There are more signs that OPEC plus its favorite co-conspirator Russia, is making good on its commitment to drain the global oil supply. This morning Bloomberg reports that Russian, “crude shipments in the four weeks to July 16 dropped to 3.1 million barrels a day, according to vessel-tracking data monitored by Bloomberg and corroborated by other data sources. That’s down by 780,000 barrels a day from their peak in the 28 days to May 14. Shipments were 270,000 barrels a day below the level in February, the baseline month cited when the Russian government announced an output cut to come into effect in March.”

That means in the second half of the year supplies will tighten and there is no SPR to bail Biden out. Even Bloomberg News admits that “It only took about six months for the Biden administration to sell off 180 million barrels from the federal stash in the fastest withdrawal on record. But refilling it to capacity will likely take decades if it happens at all. Experts say that a lack of funding and aging infrastructure will plague the process, even as the Energy Department has pledged to keep buying.”
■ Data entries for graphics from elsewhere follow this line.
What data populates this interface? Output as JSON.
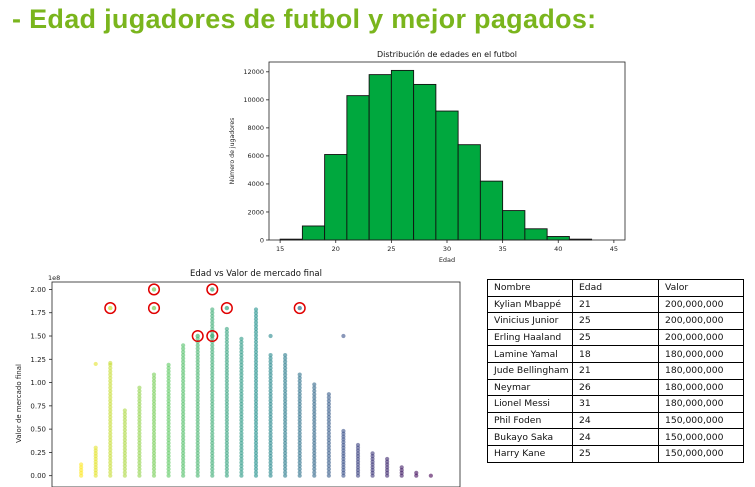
{
  "page": {
    "title": "- Edad jugadores de futbol y mejor pagados:"
  },
  "chart_data": [
    {
      "type": "bar",
      "title": "Distribución de edades en el futbol",
      "xlabel": "Edad",
      "ylabel": "Número de jugadores",
      "bin_edges": [
        15,
        17,
        19,
        21,
        23,
        25,
        27,
        29,
        31,
        33,
        35,
        37,
        39,
        41,
        43
      ],
      "values": [
        60,
        1000,
        6100,
        10300,
        11800,
        12100,
        11100,
        9200,
        6800,
        4200,
        2100,
        800,
        250,
        60
      ],
      "xlim": [
        14,
        46
      ],
      "ylim": [
        0,
        12700
      ],
      "xticks": [
        15,
        20,
        25,
        30,
        35,
        40,
        45
      ],
      "yticks": [
        0,
        2000,
        4000,
        6000,
        8000,
        10000,
        12000
      ],
      "bar_color": "#00a83e",
      "grid": false
    },
    {
      "type": "scatter",
      "title": "Edad vs Valor de mercado final",
      "xlabel": "",
      "ylabel": "Valor de mercado final",
      "y_multiplier_label": "1e8",
      "ylim": [
        -0.1,
        2.08
      ],
      "xlim": [
        14,
        42
      ],
      "yticks": [
        0.0,
        0.25,
        0.5,
        0.75,
        1.0,
        1.25,
        1.5,
        1.75,
        2.0
      ],
      "ytick_labels": [
        "0.00",
        "0.25",
        "0.50",
        "0.75",
        "1.00",
        "1.25",
        "1.50",
        "1.75",
        "2.00"
      ],
      "colormap": "viridis",
      "columns": [
        {
          "age": 16,
          "max": 0.12
        },
        {
          "age": 17,
          "max": 0.3
        },
        {
          "age": 18,
          "max": 1.2
        },
        {
          "age": 19,
          "max": 0.7
        },
        {
          "age": 20,
          "max": 0.95
        },
        {
          "age": 21,
          "max": 1.1
        },
        {
          "age": 22,
          "max": 1.2
        },
        {
          "age": 23,
          "max": 1.4
        },
        {
          "age": 24,
          "max": 1.5
        },
        {
          "age": 25,
          "max": 1.8
        },
        {
          "age": 26,
          "max": 1.6
        },
        {
          "age": 27,
          "max": 1.5
        },
        {
          "age": 28,
          "max": 1.8
        },
        {
          "age": 29,
          "max": 1.3
        },
        {
          "age": 30,
          "max": 1.3
        },
        {
          "age": 31,
          "max": 1.1
        },
        {
          "age": 32,
          "max": 1.0
        },
        {
          "age": 33,
          "max": 0.9
        },
        {
          "age": 34,
          "max": 0.5
        },
        {
          "age": 35,
          "max": 0.35
        },
        {
          "age": 36,
          "max": 0.25
        },
        {
          "age": 37,
          "max": 0.2
        },
        {
          "age": 38,
          "max": 0.1
        },
        {
          "age": 39,
          "max": 0.05
        },
        {
          "age": 40,
          "max": 0.02
        }
      ],
      "outliers": [
        {
          "age": 17,
          "value": 1.2
        },
        {
          "age": 18,
          "value": 1.21
        },
        {
          "age": 29,
          "value": 1.5
        },
        {
          "age": 34,
          "value": 1.5
        }
      ],
      "highlighted": [
        {
          "age": 18,
          "value": 1.8
        },
        {
          "age": 21,
          "value": 2.0
        },
        {
          "age": 21,
          "value": 1.8
        },
        {
          "age": 24,
          "value": 1.5
        },
        {
          "age": 25,
          "value": 2.0
        },
        {
          "age": 25,
          "value": 1.5
        },
        {
          "age": 26,
          "value": 1.8
        },
        {
          "age": 31,
          "value": 1.8
        }
      ],
      "highlight_color": "#e00000"
    }
  ],
  "table": {
    "headers": [
      "Nombre",
      "Edad",
      "Valor"
    ],
    "rows": [
      [
        "Kylian Mbappé",
        "21",
        "200,000,000"
      ],
      [
        "Vinicius Junior",
        "25",
        "200,000,000"
      ],
      [
        "Erling Haaland",
        "25",
        "200,000,000"
      ],
      [
        "Lamine Yamal",
        "18",
        "180,000,000"
      ],
      [
        "Jude Bellingham",
        "21",
        "180,000,000"
      ],
      [
        "Neymar",
        "26",
        "180,000,000"
      ],
      [
        "Lionel Messi",
        "31",
        "180,000,000"
      ],
      [
        "Phil Foden",
        "24",
        "150,000,000"
      ],
      [
        "Bukayo Saka",
        "24",
        "150,000,000"
      ],
      [
        "Harry Kane",
        "25",
        "150,000,000"
      ]
    ]
  }
}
BlackRock (NYSE:BLK) is showing its commitment to ESG investing by naming Amin Nasser, the CEO of Saudi Aramco (TADAWUL:2222), the world’s largest oil company, to its asset manager’s board of directors. Dr Fatih Birol, Executive Director of the International Energy Agency IEA, had an intriguing thought by saying that natural gas is set to play a role in the global energy markets in the long term. So, I guess it’s a good thing that the IEA has called for the world to stop investing in fossil fuels like natural gas,. That way they can really fleece to the poor on the green energy agenda.